This repository is the interface for the offline reinforcement learning benchmark NeoRL: A Near Real-World Benchmark for Offline Reinforcement Learning.
The NeoRL repository contains datasets for training, tools for validation and corresponding environments for testing the trained policies. Current datasets are collected from three open-source environments, i.e., CityLearn, FinRL, IB, and three Gym-MuJoCo tasks. We use SAC to train on each of these domains, and then use policies around 25%, 50% and 75% of the highest episode return to generate three-level quality of datasets respectively for each task. Since the action spaces of these domains are continuous, the policy output is the mean and stdev of a Gaussian distribution. During data collection, with 80% chance we take the mean of the Gaussian policy and with 20% probability to sample from the trained policies to reflect the mistakes of human operators in real-world systems. The entire datasets can be reproduced with this repo. Besides, we also provide a sales promotion task.
More about the NeoRL benchmark can be found at http://polixir.ai/research/neorl and the following paper
Rong-Jun Qin, Songyi Gao, Xingyuan Zhang, Xiong-Hui Chen, Zewen Li, Weinan Zhang, Yang Yu. NeoRL: A Near Real-World Benchmark for Offline Reinforcement Learning.
is now accessible at https://openreview.net/forum?id=jNdLszxdtra.
The benchmark is supported by two additional repos, i.e. OfflineRL for training offline RL algorithms and d3pe for offline evaluation. Details for reproducing the benchmark can be found at here.
NeoRL interface can be installed as follows:
git clone https://agit.ai/Polixir/neorl.git
cd neorl
pip install -e .
After installation, CityLearn, Finance, the industrial benchmark and the sales promotion environments will be available. If you want to leverage MuJoCo in your tasks, it is necessary to obtain a license and follow the setup instructions, and then run:
pip install -e .[mujoco]
So far "HalfCheetah-v3", "Walker2d-v3", and "Hopper-v3" are supported within MuJoCo.

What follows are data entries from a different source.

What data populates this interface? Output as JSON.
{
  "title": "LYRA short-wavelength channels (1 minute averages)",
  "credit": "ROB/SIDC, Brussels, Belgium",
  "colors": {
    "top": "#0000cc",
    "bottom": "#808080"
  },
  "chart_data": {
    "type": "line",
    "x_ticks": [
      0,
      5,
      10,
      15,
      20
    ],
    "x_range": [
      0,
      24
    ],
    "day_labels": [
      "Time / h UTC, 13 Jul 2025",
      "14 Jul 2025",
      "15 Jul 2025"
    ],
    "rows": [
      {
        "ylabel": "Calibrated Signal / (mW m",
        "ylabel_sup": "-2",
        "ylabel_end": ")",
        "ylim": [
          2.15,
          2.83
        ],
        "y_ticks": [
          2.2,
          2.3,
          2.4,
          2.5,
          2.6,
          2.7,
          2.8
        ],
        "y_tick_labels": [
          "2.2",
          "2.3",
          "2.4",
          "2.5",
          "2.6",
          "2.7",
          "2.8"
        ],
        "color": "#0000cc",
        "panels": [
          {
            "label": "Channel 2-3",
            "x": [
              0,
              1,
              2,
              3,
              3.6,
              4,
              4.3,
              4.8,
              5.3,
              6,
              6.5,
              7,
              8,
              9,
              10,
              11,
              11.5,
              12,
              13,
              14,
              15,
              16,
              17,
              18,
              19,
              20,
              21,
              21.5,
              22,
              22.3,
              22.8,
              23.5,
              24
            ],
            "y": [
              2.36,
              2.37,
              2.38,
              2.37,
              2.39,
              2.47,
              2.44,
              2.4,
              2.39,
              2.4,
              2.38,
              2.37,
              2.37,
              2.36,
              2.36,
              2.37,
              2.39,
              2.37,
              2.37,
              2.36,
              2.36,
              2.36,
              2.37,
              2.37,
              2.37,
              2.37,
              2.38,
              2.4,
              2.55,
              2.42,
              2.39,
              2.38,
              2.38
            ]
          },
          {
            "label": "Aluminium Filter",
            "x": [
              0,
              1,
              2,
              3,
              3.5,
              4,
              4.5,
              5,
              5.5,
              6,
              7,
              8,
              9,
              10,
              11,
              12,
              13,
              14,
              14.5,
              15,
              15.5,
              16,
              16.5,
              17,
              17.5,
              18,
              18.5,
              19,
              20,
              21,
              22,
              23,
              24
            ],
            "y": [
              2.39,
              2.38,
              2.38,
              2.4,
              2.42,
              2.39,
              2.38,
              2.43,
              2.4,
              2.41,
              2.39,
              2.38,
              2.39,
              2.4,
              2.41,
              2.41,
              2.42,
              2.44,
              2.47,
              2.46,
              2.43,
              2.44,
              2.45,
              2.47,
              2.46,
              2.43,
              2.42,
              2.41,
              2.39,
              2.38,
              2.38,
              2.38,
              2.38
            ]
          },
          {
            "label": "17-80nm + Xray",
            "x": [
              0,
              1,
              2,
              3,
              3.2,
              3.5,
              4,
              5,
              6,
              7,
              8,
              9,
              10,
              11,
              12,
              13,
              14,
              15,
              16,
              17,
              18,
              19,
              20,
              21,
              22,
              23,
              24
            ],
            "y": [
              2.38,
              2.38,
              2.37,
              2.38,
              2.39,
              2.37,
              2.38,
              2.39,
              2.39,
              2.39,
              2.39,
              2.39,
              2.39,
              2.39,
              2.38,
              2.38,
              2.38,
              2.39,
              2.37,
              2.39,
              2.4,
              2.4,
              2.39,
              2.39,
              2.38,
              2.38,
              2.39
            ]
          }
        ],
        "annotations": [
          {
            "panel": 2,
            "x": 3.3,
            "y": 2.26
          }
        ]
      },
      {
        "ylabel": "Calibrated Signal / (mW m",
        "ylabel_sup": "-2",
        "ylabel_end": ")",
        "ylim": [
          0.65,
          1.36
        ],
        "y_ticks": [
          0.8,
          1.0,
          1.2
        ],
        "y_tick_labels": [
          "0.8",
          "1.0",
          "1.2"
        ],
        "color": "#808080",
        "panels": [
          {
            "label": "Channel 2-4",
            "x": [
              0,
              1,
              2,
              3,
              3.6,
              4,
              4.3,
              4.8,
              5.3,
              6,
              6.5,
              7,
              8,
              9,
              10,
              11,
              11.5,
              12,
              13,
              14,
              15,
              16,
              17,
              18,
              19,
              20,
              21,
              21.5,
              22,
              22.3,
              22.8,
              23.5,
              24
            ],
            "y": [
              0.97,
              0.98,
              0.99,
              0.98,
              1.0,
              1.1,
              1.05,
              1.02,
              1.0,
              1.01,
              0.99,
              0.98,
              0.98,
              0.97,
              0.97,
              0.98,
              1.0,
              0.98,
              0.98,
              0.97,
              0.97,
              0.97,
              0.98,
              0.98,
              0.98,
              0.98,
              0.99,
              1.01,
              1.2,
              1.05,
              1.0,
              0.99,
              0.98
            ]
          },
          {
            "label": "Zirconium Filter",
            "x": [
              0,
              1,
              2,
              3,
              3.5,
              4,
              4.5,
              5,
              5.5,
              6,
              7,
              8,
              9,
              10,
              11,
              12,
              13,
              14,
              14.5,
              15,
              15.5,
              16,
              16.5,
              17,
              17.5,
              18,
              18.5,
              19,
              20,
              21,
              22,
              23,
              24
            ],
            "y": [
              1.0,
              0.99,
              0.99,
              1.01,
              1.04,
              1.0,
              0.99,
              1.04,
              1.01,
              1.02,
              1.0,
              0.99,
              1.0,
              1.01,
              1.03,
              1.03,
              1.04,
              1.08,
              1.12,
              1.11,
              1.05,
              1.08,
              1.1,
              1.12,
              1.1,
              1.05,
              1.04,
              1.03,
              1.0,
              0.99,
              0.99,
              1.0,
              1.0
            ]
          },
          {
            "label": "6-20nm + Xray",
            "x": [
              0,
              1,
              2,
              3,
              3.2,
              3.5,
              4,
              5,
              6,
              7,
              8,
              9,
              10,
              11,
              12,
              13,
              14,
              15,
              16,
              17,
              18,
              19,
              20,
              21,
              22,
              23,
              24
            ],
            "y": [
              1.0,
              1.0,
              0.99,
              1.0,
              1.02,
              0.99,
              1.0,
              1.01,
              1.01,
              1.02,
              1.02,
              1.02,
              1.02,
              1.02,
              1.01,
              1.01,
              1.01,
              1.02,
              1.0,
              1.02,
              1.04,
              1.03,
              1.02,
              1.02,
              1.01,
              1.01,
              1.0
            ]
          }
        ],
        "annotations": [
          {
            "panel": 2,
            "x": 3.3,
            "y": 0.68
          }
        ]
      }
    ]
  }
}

NeoRL uses the OpenAI Gym API. Tasks are created via the neorl.make function. A full list of all tasks is available here.
import neorl
# Create an environment
env = neorl.make("citylearn")
env.reset()
env.step(env.action_space.sample())
# Get 100 trajectories of low level policy collection on citylearn task
train_data, val_data = env.get_dataset(data_type = "low", train_num = 100)
To facilitate setting different goals, users can provide custom reward function to neorl.make() while creating an env. See usage and examples of neorl.make() for more details.

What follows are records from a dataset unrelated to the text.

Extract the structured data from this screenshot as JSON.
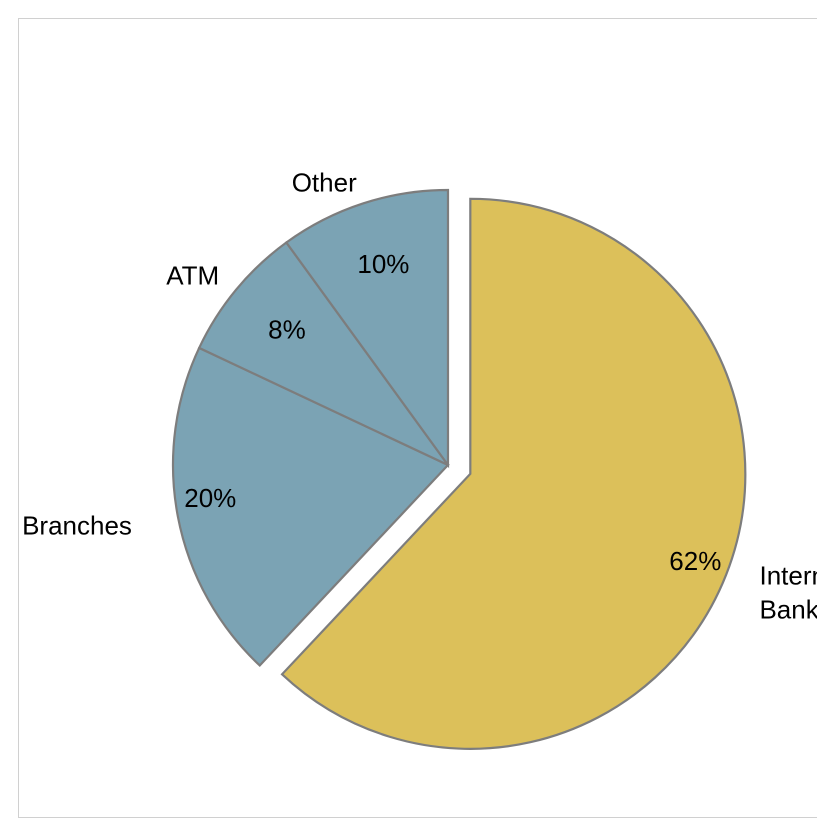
{
  "chart_data": {
    "type": "pie",
    "categories": [
      "Internet Banking",
      "Branches",
      "ATM",
      "Other"
    ],
    "values": [
      62,
      20,
      8,
      10
    ],
    "value_labels": [
      "62%",
      "20%",
      "8%",
      "10%"
    ],
    "label_lines": [
      [
        "Internet",
        "Banking"
      ],
      [
        "Branches"
      ],
      [
        "ATM"
      ],
      [
        "Other"
      ]
    ],
    "colors": [
      "#dcc05a",
      "#7ba3b4",
      "#7ba3b4",
      "#7ba3b4"
    ],
    "exploded": [
      "Internet Banking"
    ],
    "legend": "none"
  }
}
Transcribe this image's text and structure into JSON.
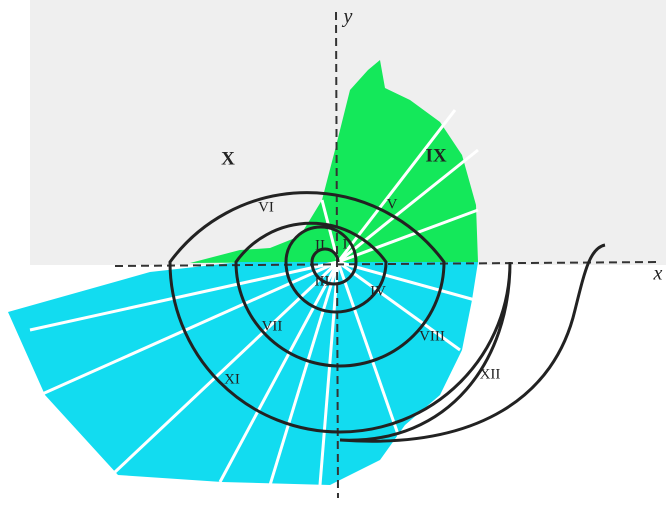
{
  "axes": {
    "x": "x",
    "y": "y"
  },
  "regions": [
    "I",
    "II",
    "III",
    "IV",
    "V",
    "VI",
    "VII",
    "VIII",
    "IX",
    "X",
    "XI",
    "XII"
  ]
}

As a benchmark, in order to test algorithms conveniently and quickly, each task is associated
with a small training dataset and a validation dataset by default. They can be obtained by
env.get_dataset(). Meanwhile, for flexibility, extra parameters can be passed into get_dataset()
to get multiple pairs of datasets for benchmarking. Each task collects data using a low, medium,
or high level policy; for each task, we provide training data for a maximum of 10000 trajectories.

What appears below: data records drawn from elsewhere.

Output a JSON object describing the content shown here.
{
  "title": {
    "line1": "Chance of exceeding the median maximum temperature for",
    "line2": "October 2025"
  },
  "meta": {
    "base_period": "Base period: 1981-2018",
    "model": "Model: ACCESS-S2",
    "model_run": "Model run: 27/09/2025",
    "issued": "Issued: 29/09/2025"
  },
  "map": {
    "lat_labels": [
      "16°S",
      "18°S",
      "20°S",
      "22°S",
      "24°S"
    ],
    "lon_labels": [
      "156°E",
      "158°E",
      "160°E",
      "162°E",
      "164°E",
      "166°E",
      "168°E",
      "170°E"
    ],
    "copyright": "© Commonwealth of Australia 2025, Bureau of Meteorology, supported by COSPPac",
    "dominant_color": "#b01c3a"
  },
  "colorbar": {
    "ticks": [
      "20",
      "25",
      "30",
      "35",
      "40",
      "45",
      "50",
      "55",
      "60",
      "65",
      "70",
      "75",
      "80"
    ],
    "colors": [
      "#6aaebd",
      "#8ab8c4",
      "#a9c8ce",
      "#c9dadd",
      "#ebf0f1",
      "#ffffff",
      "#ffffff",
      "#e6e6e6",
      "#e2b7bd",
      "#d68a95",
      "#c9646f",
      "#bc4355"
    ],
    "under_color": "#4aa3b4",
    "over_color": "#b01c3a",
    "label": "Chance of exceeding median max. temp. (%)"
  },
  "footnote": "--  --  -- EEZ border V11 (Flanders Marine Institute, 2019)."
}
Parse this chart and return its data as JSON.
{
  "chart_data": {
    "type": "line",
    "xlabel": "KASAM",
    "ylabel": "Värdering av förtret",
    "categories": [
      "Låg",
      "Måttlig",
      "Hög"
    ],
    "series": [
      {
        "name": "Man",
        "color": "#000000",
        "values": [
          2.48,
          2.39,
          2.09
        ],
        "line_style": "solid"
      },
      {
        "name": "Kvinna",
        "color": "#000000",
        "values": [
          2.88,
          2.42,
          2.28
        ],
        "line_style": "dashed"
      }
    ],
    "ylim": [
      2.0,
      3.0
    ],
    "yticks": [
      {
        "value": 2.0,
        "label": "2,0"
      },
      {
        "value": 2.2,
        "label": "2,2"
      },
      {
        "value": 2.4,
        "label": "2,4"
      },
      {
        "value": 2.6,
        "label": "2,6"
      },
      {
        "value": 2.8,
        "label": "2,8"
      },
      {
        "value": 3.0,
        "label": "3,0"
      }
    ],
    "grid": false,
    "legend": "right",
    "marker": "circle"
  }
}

See usage of get_dataset() for more details about parameter usage.
In NeoRL, training data and validation data returned by get_dataset() function are dict with the same format:
-
obs: An N by observation dimensional array of current step's observation. -
next_obs: An N by observation dimensional array of next step's observation. -
action: An N by action dimensional array of actions. -
reward: An N dimensional array of rewards. -
done: An N dimensional array of episode termination flags. -
index: An trajectory number-dimensional array. The numbers in index indicate the beginning of trajectories.
- CityLearn: Vázquez-Canteli J R, Kämpf J, Henze G, et al. "CityLearn v1.0: An OpenAI Gym Environment for Demand Response with Deep Reinforcement Learning." Proceedings of the 6th ACM International Conference on Systems for Energy-Efficient Buildings, Cities, and Transportation, pp. 356-357, 2019. paper code
- FinRL: Liu X Y, Yang H, Chen Q, et al. "FinRL: A Deep Reinforcement Learning Library for Automated Stock Trading in Quantitative Finance." arXiv preprint arXiv:2011.09607, 2020. paper code
- Industrial Benchmark: Hein D, Depeweg S, Tokic M, et al. "A Benchmark Environment Motivated by Industrial Control Problems." Proceedings of the 2017 IEEE Symposium Series on Computational Intelligence, pp. 1-8, 2017. paper code
- MuJoCo: Todorov E, Erez T, Tassa Y. "Mujoco: A Physics Engine for Model-based Control." Proceedings of the 2012 IEEE/RSJ International Conference on Intelligent Robots and Systems, pp. 5026-5033, 2012. paper website
All datasets are licensed under the Creative Commons Attribution 4.0 License (CC BY), and code is licensed under the Apache 2.0 License.